10 things we want to share about Hawaiʻi's introduced birds
- Migrating humans have been moving plants and animals around the world for at least 100,000 years, bringing species they thought they needed, or simply wanted, to start life in a new place.
- Southeast Asia’s Red Junglefowl were among those early transplants. As people populated Oceania (over tens of thousands of years), settlers spread the birds to Micronesia, Melanesia, and Polynesia.
- These chicken ancestors were Hawaiʻi’s first introduced birds, arriving in voyaging canoes from the Marquesas around 1000 A.D.
- Pigeons (native to Europe) and turkeys (native to North America) came next, brought to Hawaiʻi in 1788 aboard a vessel from China carrying “wild turkeys and pairs of pigeons.” Both species flourished in the Islands.
- Both before and after statehood, government agencies introduced birds to control crop pests. Among these were the Barn Owl, Common Myna, Cattle Egret, and House Finch. Successes were mixed. (The House Finch diet is 97% seeds.)
- In the late 1920s, due to the absence of native birds in gardens and parks, Oʻahu residents formed the Honolulu Mejiro Club and the Hui Manu Society with the goal of bringing colorful songbirds to Hawaiʻi.
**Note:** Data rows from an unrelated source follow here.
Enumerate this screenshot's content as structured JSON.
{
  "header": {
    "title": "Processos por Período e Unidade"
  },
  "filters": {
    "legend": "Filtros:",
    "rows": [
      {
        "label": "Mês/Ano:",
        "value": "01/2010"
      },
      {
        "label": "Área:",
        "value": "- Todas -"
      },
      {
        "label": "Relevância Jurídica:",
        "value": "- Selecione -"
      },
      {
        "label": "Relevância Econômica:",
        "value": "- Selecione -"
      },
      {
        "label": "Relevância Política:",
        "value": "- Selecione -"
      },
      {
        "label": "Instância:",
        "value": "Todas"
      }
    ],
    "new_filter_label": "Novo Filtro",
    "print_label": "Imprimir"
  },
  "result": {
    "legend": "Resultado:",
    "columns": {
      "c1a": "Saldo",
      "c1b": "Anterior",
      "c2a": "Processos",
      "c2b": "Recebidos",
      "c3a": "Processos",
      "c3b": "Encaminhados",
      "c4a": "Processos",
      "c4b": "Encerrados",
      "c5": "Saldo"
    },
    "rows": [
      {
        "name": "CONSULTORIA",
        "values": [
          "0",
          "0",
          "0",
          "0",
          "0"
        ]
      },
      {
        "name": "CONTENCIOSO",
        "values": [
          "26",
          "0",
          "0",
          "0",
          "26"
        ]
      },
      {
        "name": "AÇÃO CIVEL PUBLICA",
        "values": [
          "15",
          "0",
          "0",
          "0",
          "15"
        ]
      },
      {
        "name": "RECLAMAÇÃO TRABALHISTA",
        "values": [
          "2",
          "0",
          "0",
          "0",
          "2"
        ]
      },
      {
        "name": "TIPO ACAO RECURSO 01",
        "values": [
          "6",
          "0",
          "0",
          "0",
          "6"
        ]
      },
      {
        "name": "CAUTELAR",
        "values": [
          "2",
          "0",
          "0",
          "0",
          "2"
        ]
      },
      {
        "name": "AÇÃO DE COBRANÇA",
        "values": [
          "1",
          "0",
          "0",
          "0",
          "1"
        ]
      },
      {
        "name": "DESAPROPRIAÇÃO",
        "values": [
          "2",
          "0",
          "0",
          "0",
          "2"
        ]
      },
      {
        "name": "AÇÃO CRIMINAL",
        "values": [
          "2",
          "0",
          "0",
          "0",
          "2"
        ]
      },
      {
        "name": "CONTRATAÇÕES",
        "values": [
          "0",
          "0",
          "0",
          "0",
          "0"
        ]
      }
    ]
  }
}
- Club members arranged for the introductions of tens of thousands of songbirds to the Islands with numbers peaking between 1929 to 1936. To share the enjoyment of exotic birds, school children engaged in a “Buy-a-Bird” campaign, raising money to ship birds from Oʻahu to Hawaiʻi Island.
- From the 1930s to the 1970s, the Hawaiʻi Department of Fish and Game (later DLNR) introduced game birds for recreational hunting. During the late 1950s and 1960s, leaseholders of the state-owned Puʻu Waʻawaʻa Ranch imported and released 33 game bird species there.
- In the 1960s, the state became more conservation minded and restricted the importation of certain species. Non-native birds, however, continue to enter the Islands through accidental and intentional pet bird escapes and smuggling.
- Of at least 211 non-native bird species introduced to Hawaiʻi over the years, 54 have established self-sustaining breeding populations. These species, called naturalized, are valid on birders’ official checklists.